- Development of a company-wide competency model that aligns HR tools and processes with the corporate vision
- Top-down incorporation of senior management’s strategic considerations for the future
- Bottom-up integration of employees’ perspectives on the company’s specific characteristics to foster acceptance
- Five clearly defined and operationalised competency areas form the basis of all HR tools
The brief for one of our clients – an IT consultancy and end-to-end service provider specialising in the tourism sector – was to underpin the company’s existing vision with a competency model, thereby enabling a strategic and sustainable approach to HR work.
We tackled this challenge using both a top-down and a bottom-up approach, so that – naturally – on the one hand we could incorporate management’s strategic considerations for the future from the top down and reflect these in the competency model. On the other hand, however, we also adopted a bottom-up approach – thereby fostering acceptance – to capture the perspectives and internal specifics of the company from the employees’ point of view and integrate these into the model. This basic idea gave rise to a project approach and a procedure comprising 3 clear project steps:
- Analysis phase
Analysis of existing tools, such as job descriptions, and the conduct of semi-structured interviews with the managing directors and division heads, several middle managers, and selected employees from all parts of the organisation. - Concept phase
Consolidation of the results from the analysis phase, creation of a rough draft, and discussion and refinement of this preliminary concept in a series of workshops with the company’s managers and staff. - Implementation phase
Approval of the basic concept by the management team and the design and implementation of the competency model in collaboration with an agency.
In addition, communication throughout the project, including the launch announcement by senior management and the communication campaign for the introduction of the competency model.
The result is a competence model that serves as a clearly formulated and versatile compendium: each of the five clearly defined competence areas is assigned three sub-competences, which are in turn specified by behavioural anchors.

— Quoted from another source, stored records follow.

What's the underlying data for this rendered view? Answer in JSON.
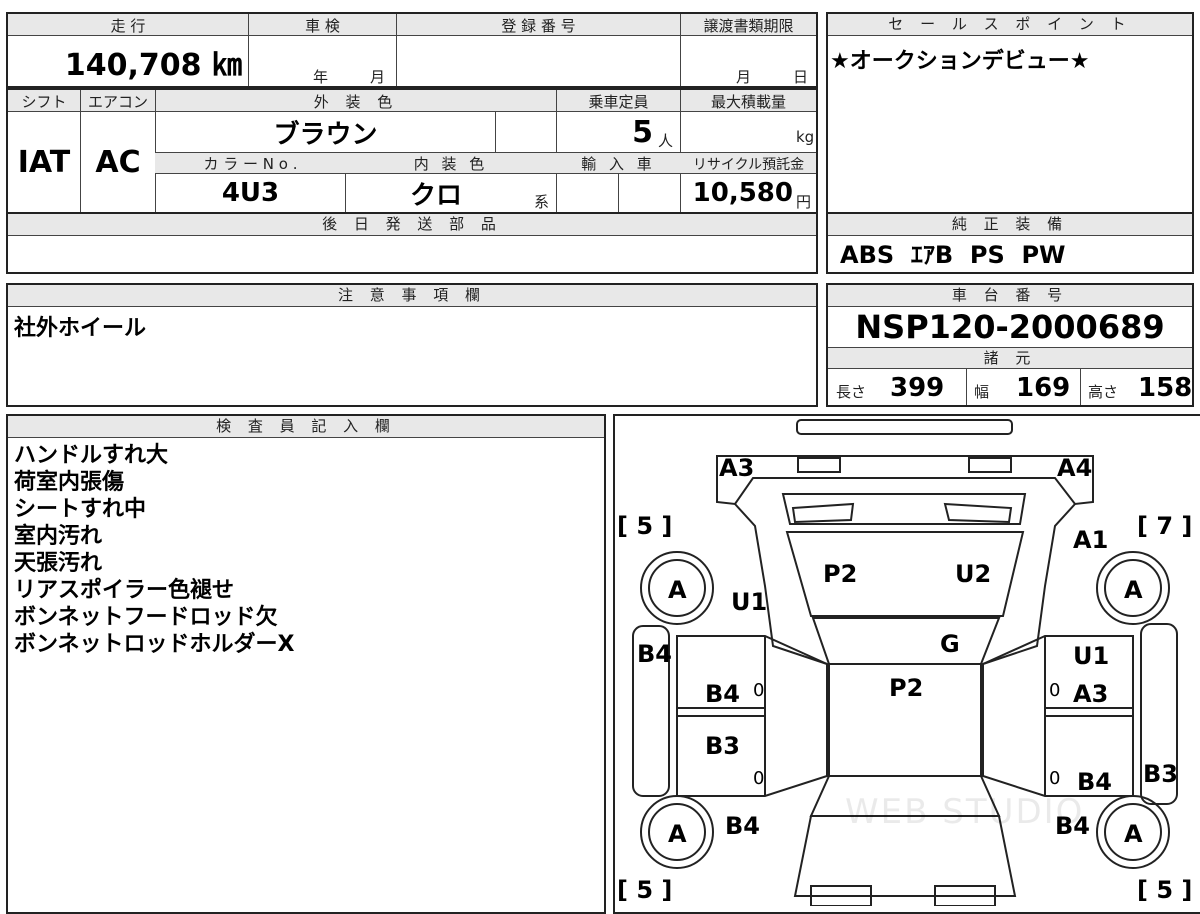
{
  "top_row": {
    "mileage_label": "走 行",
    "mileage_value": "140,708 ㎞",
    "inspection_label": "車 検",
    "inspection_year_unit": "年",
    "inspection_month_unit": "月",
    "registration_label": "登 録 番 号",
    "transfer_label": "譲渡書類期限",
    "transfer_month_unit": "月",
    "transfer_day_unit": "日"
  },
  "specs_row": {
    "shift_label": "シフト",
    "shift_value": "IAT",
    "ac_label": "エアコン",
    "ac_value": "AC",
    "exterior_label": "外 装 色",
    "exterior_value": "ブラウン",
    "capacity_label": "乗車定員",
    "capacity_value": "5",
    "capacity_unit": "人",
    "max_load_label": "最大積載量",
    "max_load_unit": "kg",
    "color_no_label": "カ ラ ー N o .",
    "color_no_value": "4U3",
    "interior_label": "内 装 色",
    "interior_value": "クロ",
    "interior_unit": "系",
    "import_label": "輸 入 車",
    "recycle_label": "リサイクル預託金",
    "recycle_value": "10,580",
    "recycle_unit": "円"
  },
  "later_parts": {
    "label": "後 日 発 送 部 品"
  },
  "sales_points": {
    "label": "セ ー ル ス ポ イ ン ト",
    "text": "★オークションデビュー★"
  },
  "genuine_equipment": {
    "label": "純 正 装 備",
    "text": "ABS  ｴｱB  PS  PW"
  },
  "notes": {
    "label": "注 意 事 項 欄",
    "text": "社外ホイール"
  },
  "chassis": {
    "label": "車 台 番 号",
    "value": "NSP120-2000689"
  },
  "dimensions": {
    "label": "諸 元",
    "length_label": "長さ",
    "length_value": "399",
    "width_label": "幅",
    "width_value": "169",
    "height_label": "高さ",
    "height_value": "158"
  },
  "inspector": {
    "label": "検 査 員 記 入 欄",
    "lines": [
      "ハンドルすれ大",
      "荷室内張傷",
      "シートすれ中",
      "室内汚れ",
      "天張汚れ",
      "リアスポイラー色褪せ",
      "ボンネットフードロッド欠",
      "ボンネットロッドホルダーX"
    ]
  },
  "diagram": {
    "marks": {
      "a3_rear_left": "A3",
      "a4_rear_right": "A4",
      "tire_rl": "A",
      "tire_rr": "A",
      "tire_fl": "A",
      "tire_fr": "A",
      "tread_rl": "[ 5 ]",
      "tread_rr": "[ 7 ]",
      "tread_fl": "[ 5 ]",
      "tread_fr": "[ 5 ]",
      "a1": "A1",
      "u1_left": "U1",
      "p2_rear": "P2",
      "u2": "U2",
      "g": "G",
      "b4_left_side": "B4",
      "b4_rl_door": "B4",
      "b3_fl_door": "B3",
      "u1_right": "U1",
      "a3_rr_door": "A3",
      "p2_roof": "P2",
      "b4_fr_door": "B4",
      "b3_right_side": "B3",
      "b4_front_left": "B4",
      "b4_front_right": "B4",
      "zero_1": "0",
      "zero_2": "0",
      "zero_3": "0",
      "zero_4": "0"
    },
    "watermark": "WEB STUDIO"
  }
}
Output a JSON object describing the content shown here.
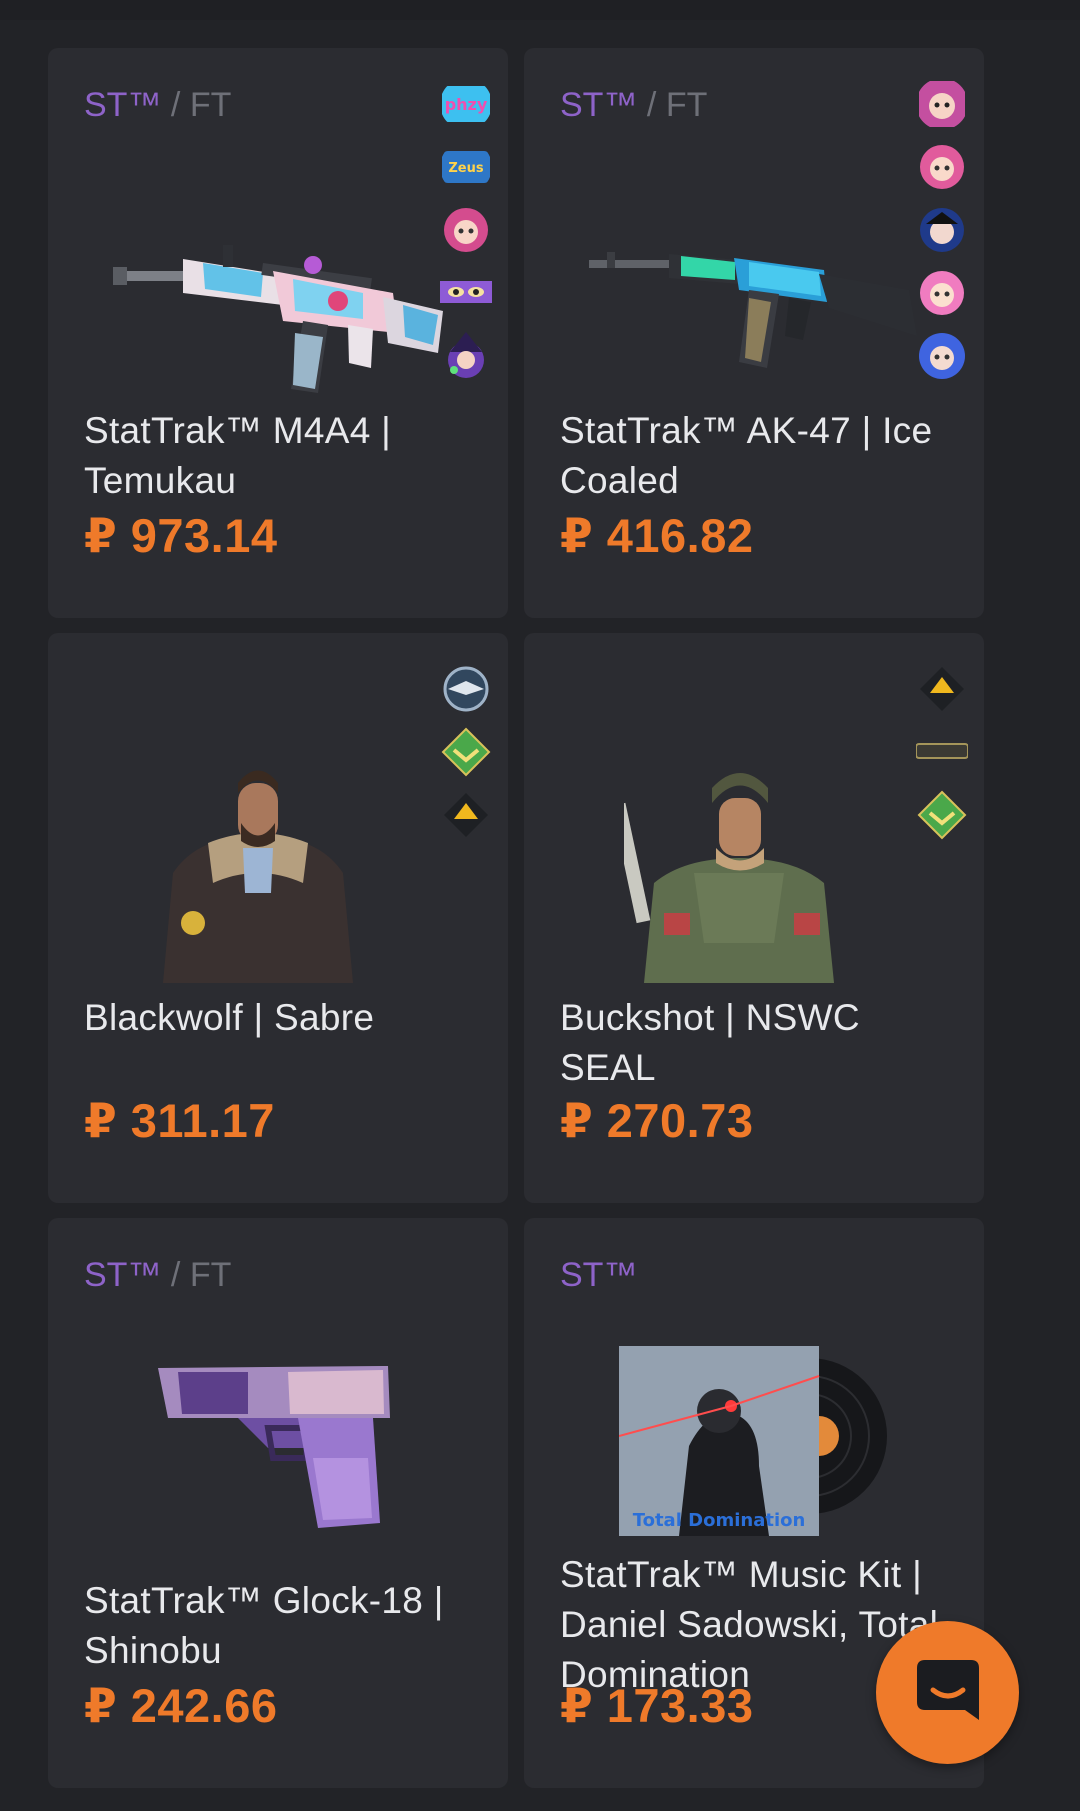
{
  "items": [
    {
      "quality_st": "ST™",
      "quality_sep": "/",
      "quality_wear": "FT",
      "name": "StatTrak™ M4A4 | Temukau",
      "price": "₽ 973.14",
      "stickers": [
        "phzy-sticker-icon",
        "zeus-sticker-icon",
        "anime-girl-sticker-icon",
        "eyes-sticker-icon",
        "witch-sticker-icon"
      ]
    },
    {
      "quality_st": "ST™",
      "quality_sep": "/",
      "quality_wear": "FT",
      "name": "StatTrak™ AK-47 | Ice Coaled",
      "price": "₽ 416.82",
      "stickers": [
        "pink-girl-sticker-icon",
        "heart-girl-sticker-icon",
        "dark-girl-sticker-icon",
        "bubble-girl-sticker-icon",
        "blue-girl-sticker-icon"
      ]
    },
    {
      "name": "Blackwolf | Sabre",
      "price": "₽ 311.17",
      "stickers": [
        "eagle-patch-icon",
        "green-chevron-patch-icon",
        "yellow-arrow-patch-icon"
      ]
    },
    {
      "name": "Buckshot | NSWC SEAL",
      "price": "₽ 270.73",
      "stickers": [
        "yellow-arrow-patch-icon",
        "bar-patch-icon",
        "green-chevron-patch-icon"
      ]
    },
    {
      "quality_st": "ST™",
      "quality_sep": "/",
      "quality_wear": "FT",
      "name": "StatTrak™ Glock-18 | Shinobu",
      "price": "₽ 242.66"
    },
    {
      "quality_st": "ST™",
      "name": "StatTrak™ Music Kit | Daniel Sadowski, Total Domination",
      "price": "₽ 173.33",
      "album_text": "Total Domination"
    }
  ],
  "colors": {
    "background": "#222327",
    "card": "#2b2c31",
    "price": "#ef7a2a",
    "stattrak": "#8e63c9",
    "chat_button": "#ef7a2a"
  }
}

Through various workshop sessions and feedback from managers and staff, it became clear that the new competency model resonates strongly with users and achieves a high level of identification and acceptance. In practice, the competency model forms the basis, for example, of the company’s internal talent management, particularly in the process of identifying and selecting talent for the company’s three career paths – specialist, project and leadership careers – as well as in the development programme built upon this.